Accountability?
Image credit: Gregg Vigliotti for The New York Times
“We are all aware of the all too frequent news stories about the mentally ill who come up against law enforcement instead of mental health professionals and end up dead.” --from “Living with Schizophrenia” by Deborah Danner, January 28, 2012
In case you don’t remember Deborah Danner: Police were called to the apartment of this 66-year-old mentally ill African-American woman in October of 2016, when neighbors reported her being “loud and disruptive.” NYPD protocol requires officers dealing with people with mental illnesses to wait for specialized units; failing that, they must either retreat or try to subdue using only non-lethal force (i.e., a stun gun). Sergeant Hugh Barry--who happens to be white--disregarded this protocol, entered Danner’s bedroom, and shot her dead.
Barry claimed self-defense, contending that he feared for his life (of course) because Danner threatened him, first with a scissors and then with a baseball bat.

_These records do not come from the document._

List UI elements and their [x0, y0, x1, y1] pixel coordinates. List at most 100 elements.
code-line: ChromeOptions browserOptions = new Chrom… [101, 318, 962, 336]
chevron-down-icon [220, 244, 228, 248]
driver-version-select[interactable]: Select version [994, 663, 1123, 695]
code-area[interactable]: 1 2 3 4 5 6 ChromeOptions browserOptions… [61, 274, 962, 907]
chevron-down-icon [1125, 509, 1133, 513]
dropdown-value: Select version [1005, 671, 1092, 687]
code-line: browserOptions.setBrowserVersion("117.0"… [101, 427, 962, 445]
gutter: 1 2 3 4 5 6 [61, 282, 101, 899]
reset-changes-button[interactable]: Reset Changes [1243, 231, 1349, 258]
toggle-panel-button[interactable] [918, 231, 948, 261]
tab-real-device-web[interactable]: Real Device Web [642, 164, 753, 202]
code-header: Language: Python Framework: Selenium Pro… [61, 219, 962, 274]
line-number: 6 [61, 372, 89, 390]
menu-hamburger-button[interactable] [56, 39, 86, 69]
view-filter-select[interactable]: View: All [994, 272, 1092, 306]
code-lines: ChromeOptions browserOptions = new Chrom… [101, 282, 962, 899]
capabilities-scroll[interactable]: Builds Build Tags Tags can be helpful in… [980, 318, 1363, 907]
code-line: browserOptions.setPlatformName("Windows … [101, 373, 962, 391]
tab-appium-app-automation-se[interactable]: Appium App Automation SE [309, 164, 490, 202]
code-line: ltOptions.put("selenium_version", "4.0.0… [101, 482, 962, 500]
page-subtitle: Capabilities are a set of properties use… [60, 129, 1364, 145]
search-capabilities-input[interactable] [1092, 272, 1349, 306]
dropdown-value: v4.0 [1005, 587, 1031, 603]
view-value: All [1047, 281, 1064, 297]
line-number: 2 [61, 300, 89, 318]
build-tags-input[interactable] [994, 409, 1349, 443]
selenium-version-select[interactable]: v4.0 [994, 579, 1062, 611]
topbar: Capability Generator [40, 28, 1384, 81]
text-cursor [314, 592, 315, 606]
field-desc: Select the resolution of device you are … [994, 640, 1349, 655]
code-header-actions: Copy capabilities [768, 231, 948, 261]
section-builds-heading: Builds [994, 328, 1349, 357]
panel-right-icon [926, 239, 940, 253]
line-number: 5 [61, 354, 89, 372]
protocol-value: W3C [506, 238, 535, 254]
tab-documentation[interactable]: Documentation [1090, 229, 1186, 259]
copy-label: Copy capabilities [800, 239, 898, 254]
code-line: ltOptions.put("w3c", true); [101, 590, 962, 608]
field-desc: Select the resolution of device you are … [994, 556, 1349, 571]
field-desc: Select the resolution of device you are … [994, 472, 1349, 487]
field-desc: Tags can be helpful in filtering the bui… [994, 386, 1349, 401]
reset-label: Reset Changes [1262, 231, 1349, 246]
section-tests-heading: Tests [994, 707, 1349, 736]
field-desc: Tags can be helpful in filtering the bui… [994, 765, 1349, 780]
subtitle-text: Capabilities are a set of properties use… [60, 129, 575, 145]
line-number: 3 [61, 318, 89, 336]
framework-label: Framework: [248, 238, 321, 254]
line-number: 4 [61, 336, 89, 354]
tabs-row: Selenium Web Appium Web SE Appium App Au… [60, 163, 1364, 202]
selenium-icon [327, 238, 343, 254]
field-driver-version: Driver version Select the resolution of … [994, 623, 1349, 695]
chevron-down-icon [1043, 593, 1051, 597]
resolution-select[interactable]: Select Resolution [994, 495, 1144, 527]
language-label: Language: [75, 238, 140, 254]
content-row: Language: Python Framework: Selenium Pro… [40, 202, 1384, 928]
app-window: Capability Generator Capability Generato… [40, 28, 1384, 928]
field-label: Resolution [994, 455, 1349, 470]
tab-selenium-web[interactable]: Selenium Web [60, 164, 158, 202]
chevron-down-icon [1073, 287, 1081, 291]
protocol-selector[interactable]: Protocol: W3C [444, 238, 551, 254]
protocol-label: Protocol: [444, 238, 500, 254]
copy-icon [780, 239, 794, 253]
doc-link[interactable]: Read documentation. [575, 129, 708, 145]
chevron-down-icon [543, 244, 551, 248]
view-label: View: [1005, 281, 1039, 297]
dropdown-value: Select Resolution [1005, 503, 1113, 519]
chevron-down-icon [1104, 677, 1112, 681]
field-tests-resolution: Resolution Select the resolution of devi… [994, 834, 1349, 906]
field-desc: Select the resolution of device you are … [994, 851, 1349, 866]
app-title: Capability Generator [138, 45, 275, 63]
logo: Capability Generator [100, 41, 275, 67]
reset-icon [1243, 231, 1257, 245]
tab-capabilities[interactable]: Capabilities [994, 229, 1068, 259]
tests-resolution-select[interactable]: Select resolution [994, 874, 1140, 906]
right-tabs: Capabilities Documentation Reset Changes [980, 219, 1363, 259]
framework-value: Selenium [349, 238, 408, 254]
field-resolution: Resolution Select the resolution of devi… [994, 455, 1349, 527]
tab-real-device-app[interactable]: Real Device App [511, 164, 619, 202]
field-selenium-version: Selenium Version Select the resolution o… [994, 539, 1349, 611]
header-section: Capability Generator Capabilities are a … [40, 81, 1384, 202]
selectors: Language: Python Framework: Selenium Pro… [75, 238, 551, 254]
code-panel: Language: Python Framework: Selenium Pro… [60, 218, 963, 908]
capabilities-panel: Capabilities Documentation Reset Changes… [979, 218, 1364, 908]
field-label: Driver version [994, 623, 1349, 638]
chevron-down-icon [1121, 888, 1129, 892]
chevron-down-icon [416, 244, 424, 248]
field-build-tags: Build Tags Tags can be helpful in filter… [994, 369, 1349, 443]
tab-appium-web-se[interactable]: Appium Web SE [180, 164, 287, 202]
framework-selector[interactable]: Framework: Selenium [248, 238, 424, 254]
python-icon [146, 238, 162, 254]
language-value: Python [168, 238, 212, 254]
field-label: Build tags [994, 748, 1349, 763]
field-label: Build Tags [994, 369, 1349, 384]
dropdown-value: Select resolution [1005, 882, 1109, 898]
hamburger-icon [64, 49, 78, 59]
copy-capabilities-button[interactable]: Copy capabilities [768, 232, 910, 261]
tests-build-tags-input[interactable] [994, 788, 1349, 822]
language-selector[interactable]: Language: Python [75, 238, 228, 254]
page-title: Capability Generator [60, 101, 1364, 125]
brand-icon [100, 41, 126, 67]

There were no other witnesses in the room--apart from Ms. Danner, whom Barry left in no condition to contradict him. A grand jury heard Barry’s testimony, but also considered other evidence accumulated during “months of investigation.” And this time the grand jury actually indicted Barry, charging him with “second-degree murder, first- and second-degree manslaughter and criminally negligent homicide.”
Barry will almost certainly be acquitted, of course, as is the norm, but an indictment is still better than the usual consequences of nothing at all.